Owners.com, a tech-forward real estate brokerage, pulled images Friday featuring the likeness of HGTV-star and celebrity home renovator Scott McGillivray from Zillow after it was determined that ads spotlighting the Income Property star, who does not have a real estate license, were incorrect and potentially violated real estate advertising laws that prohibit misleading ads.
On Thursday, a search of “Owners.com” on Zillow’s “Find an Agent” online agent search platform revealed multiple unlicensed real estate professionals listed among an “Owners.com Team,” accompanied by photos of McGillivray and Owners.com executive Dan Maloney, who as Head of Sales, is not licensed as a real estate agent. Inman called several of the numbers listed among the team members and found them to be non-working.
“[McGillivray] was previously a brand advocate for Owners.com,” said Owners.com spokesperson Lisen Syp, who said the company removed the images on Friday. “The previous use of his image was a representation of the Owners.com brand and not as an individual licensed agent.”
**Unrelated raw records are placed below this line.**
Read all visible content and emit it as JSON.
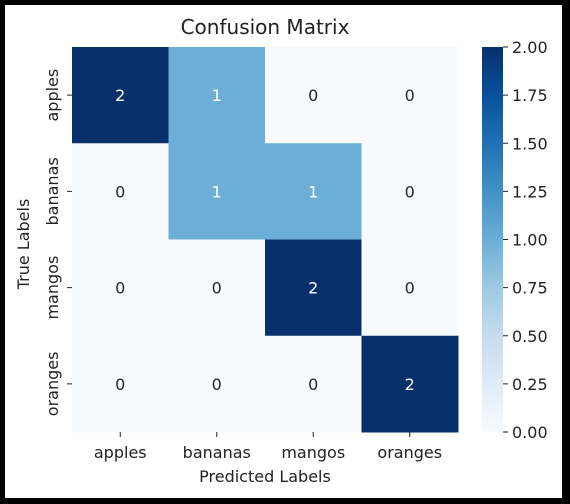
{
  "chart_data": {
    "type": "heatmap",
    "title": "Confusion Matrix",
    "xlabel": "Predicted Labels",
    "ylabel": "True Labels",
    "x_categories": [
      "apples",
      "bananas",
      "mangos",
      "oranges"
    ],
    "y_categories": [
      "apples",
      "bananas",
      "mangos",
      "oranges"
    ],
    "values": [
      [
        2,
        1,
        0,
        0
      ],
      [
        0,
        1,
        1,
        0
      ],
      [
        0,
        0,
        2,
        0
      ],
      [
        0,
        0,
        0,
        2
      ]
    ],
    "colorbar": {
      "range": [
        0,
        2
      ],
      "ticks": [
        "0.00",
        "0.25",
        "0.50",
        "0.75",
        "1.00",
        "1.25",
        "1.50",
        "1.75",
        "2.00"
      ],
      "colormap": "Blues",
      "color_low": "#f7fbff",
      "color_mid": "#6baed6",
      "color_high": "#08306b"
    }
  }
}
Sheryl Hawkes, a marketing and business development executive at the McGillivray Group — the company that manages McGillivray’s brand — told Inman on Friday that the HGTV star planned to inquire if his likeness was still being used by Owners.com for other advertising purposes. Hawkes failed to respond to follow-up inquiries from Inman on Tuesday and Wednesday.
McGillivray was the star of the HGTV show Income Property from 2008 to 2016. Earlier this year, he launched Buyers Bootcamp on HGTV in Canada, where he serves as executive producer. The Canadian real estate investor and contractor also briefly starred in Moving the McGillvrays on HGTV in 2016 and has appeared in several other HGTV series.
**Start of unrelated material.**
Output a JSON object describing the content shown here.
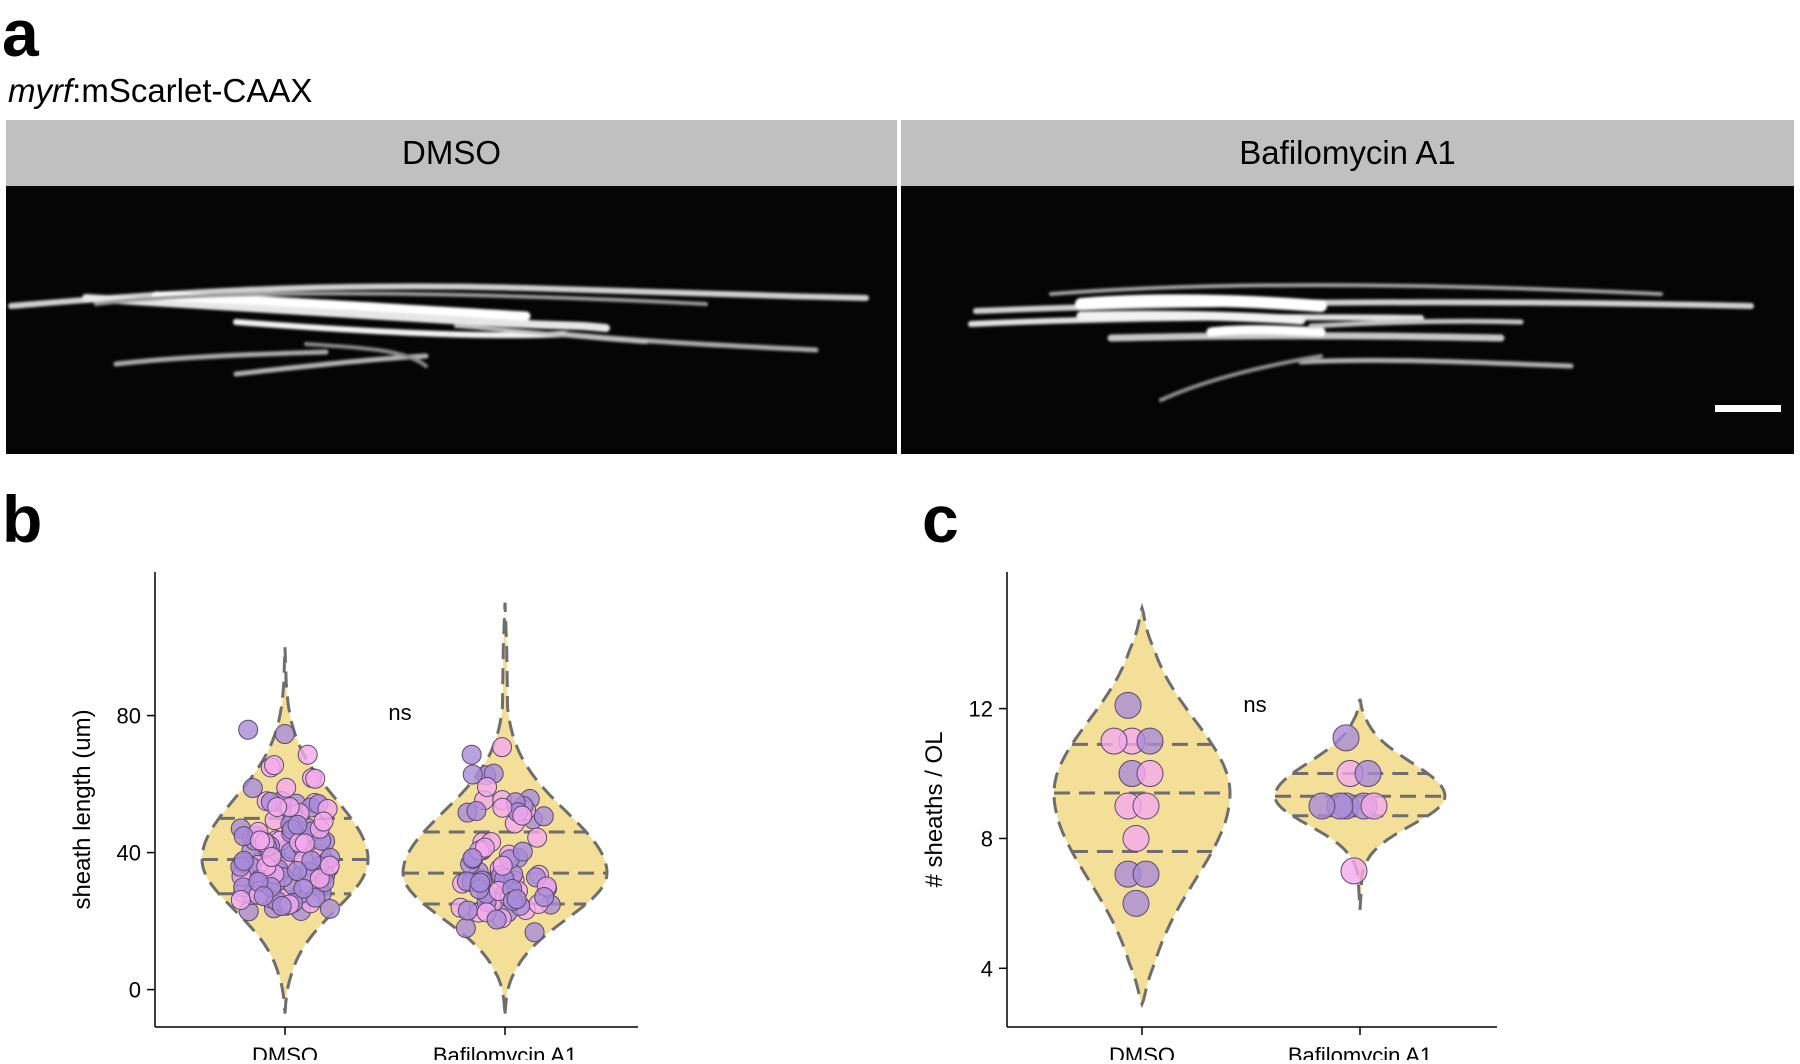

“It is important to Scott that his brand is reflected accurately,” Hawkes said.
In Florida, one of the states where the misleading picture was being used to advertise services, “No real estate advertisement placed or caused to be placed by a licensee shall be fraudulent, false, deceptive or misleading,” according to the Florida Real Estate Commission, a division of the Department of Business and Professional Regulation. On Wednesday, Inman independently confirmed through the agency that neither Maloney nor McGillivray are licensed agents in the state.
“[McGillivray] doesn’t have a United States real estate license, so why the hell is he on Zillow advertising real estate services?” said Michael Lissack, a former contractor with Owners.com who resigned from the company earlier this year following a dispute over the company’s business model. “The other guy is [Maloney] who has no real estate licenses whatsoever.”
“Every state says that holding yourself out to the public as providing real estate services requires a license,” Lissack added. “I don’t know how you can argue that putting yourself on a picture advertisement is not holding yourself out to the public.”
In most cases, the advertisements were for an unspecified Owners.com team, but in one instance, an ad for a team led by former employee and licensed real estate agent Fredrik Eriksson — who left the company months ago — also used a picture of McGillivray. Another potential problem: the advertisement was still using Eriksson’s name to advertise Owners.com services.
The advertisement in question is no longer active and would not appear on any page and could only be found by searching the agent database, a spokesperson for Zillow told Inman. The advertisement now appears as “Owners.com Florida Team.”
“With regard to your inquiry about advertising an agent who no longer works for Owners.com, we believe this may refer to a brief period of time between that agent’s disassociation with the brokerage and the time when his image was removed from an Owners.com page on Zillow,” Owners.com spokesperson Syp said. “He has since been removed from that page.”
Zillow confirmed to Inman that Owners.com had oversight over the advertisements and had made the changes itself. Zillow did not scrub the advertisements and Owners.com told Inman that the advertisements did not violate any advertising regulations.
“We believe our advertisements on Zillow are compliant with applicable law,” Syp said.